For this Challenge, I’ll assume the role of a financial advisor at one of the top five financial advisory firms in the world. My firm constantly competes with the other major firms to manage and automatically trade assets in a highly dynamic environment. In recent years, my firm has heavily profited by using computer algorithms that can buy and sell faster than human traders. The speed of these transactions gave my firm a competitive advantage early on. But, people still need to specifically program these systems, which limits their ability to adapt to new data. I am thus planning to improve the existing algorithmic trading systems and maintain the firm’s competitive advantage in the market. To do so, I’ll enhance the existing trading signals with machine learning algorithms that can adapt to new data. I’ll combine your new algorithmic trading skills with your existing skills in financial Python programming and machine learning to create an algorithmic trading bot that learns and adapts to new data and evolving markets.
- Establish a Baseline Performance
- Tune the Baseline Trading Algorithm
- Evaluate a New Machine Learning Classifier
- Create an Evaluation Report
- Run through each line of code to view the output
This challenge assignment encompasses two distinct tasks:
- Create a good trading strategy (i.e., good trading signals) that outperforms the buy-and-hold approach.
- Create a predictive model that's capable of forecasting the trading signals that implement the strategy.

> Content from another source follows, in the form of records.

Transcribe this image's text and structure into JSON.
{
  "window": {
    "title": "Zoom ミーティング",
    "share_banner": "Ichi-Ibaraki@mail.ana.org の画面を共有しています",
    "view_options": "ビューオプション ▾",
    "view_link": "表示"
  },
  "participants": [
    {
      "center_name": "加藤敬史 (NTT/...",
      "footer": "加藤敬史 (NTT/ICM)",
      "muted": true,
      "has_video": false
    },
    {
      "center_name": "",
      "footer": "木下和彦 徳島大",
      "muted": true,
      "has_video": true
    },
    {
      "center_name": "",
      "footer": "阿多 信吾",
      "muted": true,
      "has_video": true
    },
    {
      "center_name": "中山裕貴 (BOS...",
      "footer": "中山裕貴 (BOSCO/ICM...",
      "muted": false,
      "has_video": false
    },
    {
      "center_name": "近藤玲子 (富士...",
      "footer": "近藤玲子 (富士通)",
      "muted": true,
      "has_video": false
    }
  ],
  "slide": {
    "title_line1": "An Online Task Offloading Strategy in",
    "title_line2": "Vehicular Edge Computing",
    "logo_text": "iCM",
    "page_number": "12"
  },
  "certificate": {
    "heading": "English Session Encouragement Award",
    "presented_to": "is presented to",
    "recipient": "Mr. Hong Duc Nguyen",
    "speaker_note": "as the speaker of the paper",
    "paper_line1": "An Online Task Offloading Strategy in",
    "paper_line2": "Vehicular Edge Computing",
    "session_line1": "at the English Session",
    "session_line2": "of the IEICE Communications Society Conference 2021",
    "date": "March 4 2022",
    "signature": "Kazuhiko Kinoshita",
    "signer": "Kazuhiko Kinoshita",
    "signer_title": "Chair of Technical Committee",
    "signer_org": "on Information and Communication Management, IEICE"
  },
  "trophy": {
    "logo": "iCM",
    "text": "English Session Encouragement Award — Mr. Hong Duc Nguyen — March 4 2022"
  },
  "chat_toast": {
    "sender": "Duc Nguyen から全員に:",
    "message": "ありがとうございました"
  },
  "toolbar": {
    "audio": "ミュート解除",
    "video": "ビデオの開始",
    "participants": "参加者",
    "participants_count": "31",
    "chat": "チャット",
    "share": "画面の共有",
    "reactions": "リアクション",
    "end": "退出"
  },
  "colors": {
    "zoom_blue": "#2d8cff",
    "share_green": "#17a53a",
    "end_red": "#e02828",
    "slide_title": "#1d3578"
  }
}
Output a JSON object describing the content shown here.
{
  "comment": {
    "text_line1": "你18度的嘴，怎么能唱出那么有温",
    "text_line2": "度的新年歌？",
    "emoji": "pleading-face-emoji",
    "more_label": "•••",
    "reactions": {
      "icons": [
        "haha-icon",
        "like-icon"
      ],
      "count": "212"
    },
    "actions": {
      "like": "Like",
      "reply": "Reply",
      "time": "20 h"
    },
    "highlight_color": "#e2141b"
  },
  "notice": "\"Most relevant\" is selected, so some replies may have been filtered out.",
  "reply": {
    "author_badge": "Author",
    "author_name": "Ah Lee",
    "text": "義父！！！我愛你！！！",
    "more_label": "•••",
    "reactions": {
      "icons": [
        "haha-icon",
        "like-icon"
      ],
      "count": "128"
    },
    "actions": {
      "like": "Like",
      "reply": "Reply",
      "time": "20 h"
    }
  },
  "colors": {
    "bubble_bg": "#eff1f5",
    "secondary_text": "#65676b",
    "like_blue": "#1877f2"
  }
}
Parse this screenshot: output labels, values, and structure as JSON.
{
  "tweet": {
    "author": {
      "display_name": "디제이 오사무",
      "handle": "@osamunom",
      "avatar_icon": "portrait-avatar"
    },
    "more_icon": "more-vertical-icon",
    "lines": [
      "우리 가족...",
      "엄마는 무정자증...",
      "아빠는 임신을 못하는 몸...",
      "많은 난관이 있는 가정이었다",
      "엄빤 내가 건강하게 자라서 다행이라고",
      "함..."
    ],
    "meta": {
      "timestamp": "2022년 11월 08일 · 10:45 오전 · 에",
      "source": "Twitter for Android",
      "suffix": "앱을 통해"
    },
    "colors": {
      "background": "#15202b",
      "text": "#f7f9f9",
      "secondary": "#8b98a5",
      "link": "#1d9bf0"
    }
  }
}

The tasks are distinct because it's possible to do one of them without doing the other. A good trading strategy will backtest better than buying and holding. A good model will faithfully predict the signals that are use to implement the trading strategy. If the trading strategy is good but the model is bad, then the signals to buy/sell are appropriate, but the model isn't predicting the signals very well. If the trading strategy is bad but the model is good, then the signals to buy/sell aren't appropriate, but the model will predict the signals with a high degree of accuracy. That distinction is important because the trading strategy and the predictive model have to be evaluated independently of each other.
The efficacy of the trading strategy is determined by the financial performance of the Strategy Returns (depicted in most of the plots below with an orange line) relative to the Actual Returns (depicted in most of the plots below with a blue line). The Actual Returns represent the buy-and-hold strategy of purchasing the exchange-traded fund (ETF) and selling the shares at a later date. The Strategy Returns represent a combination of buying and selling short the ETF based on the trading signals we've created in the dataset.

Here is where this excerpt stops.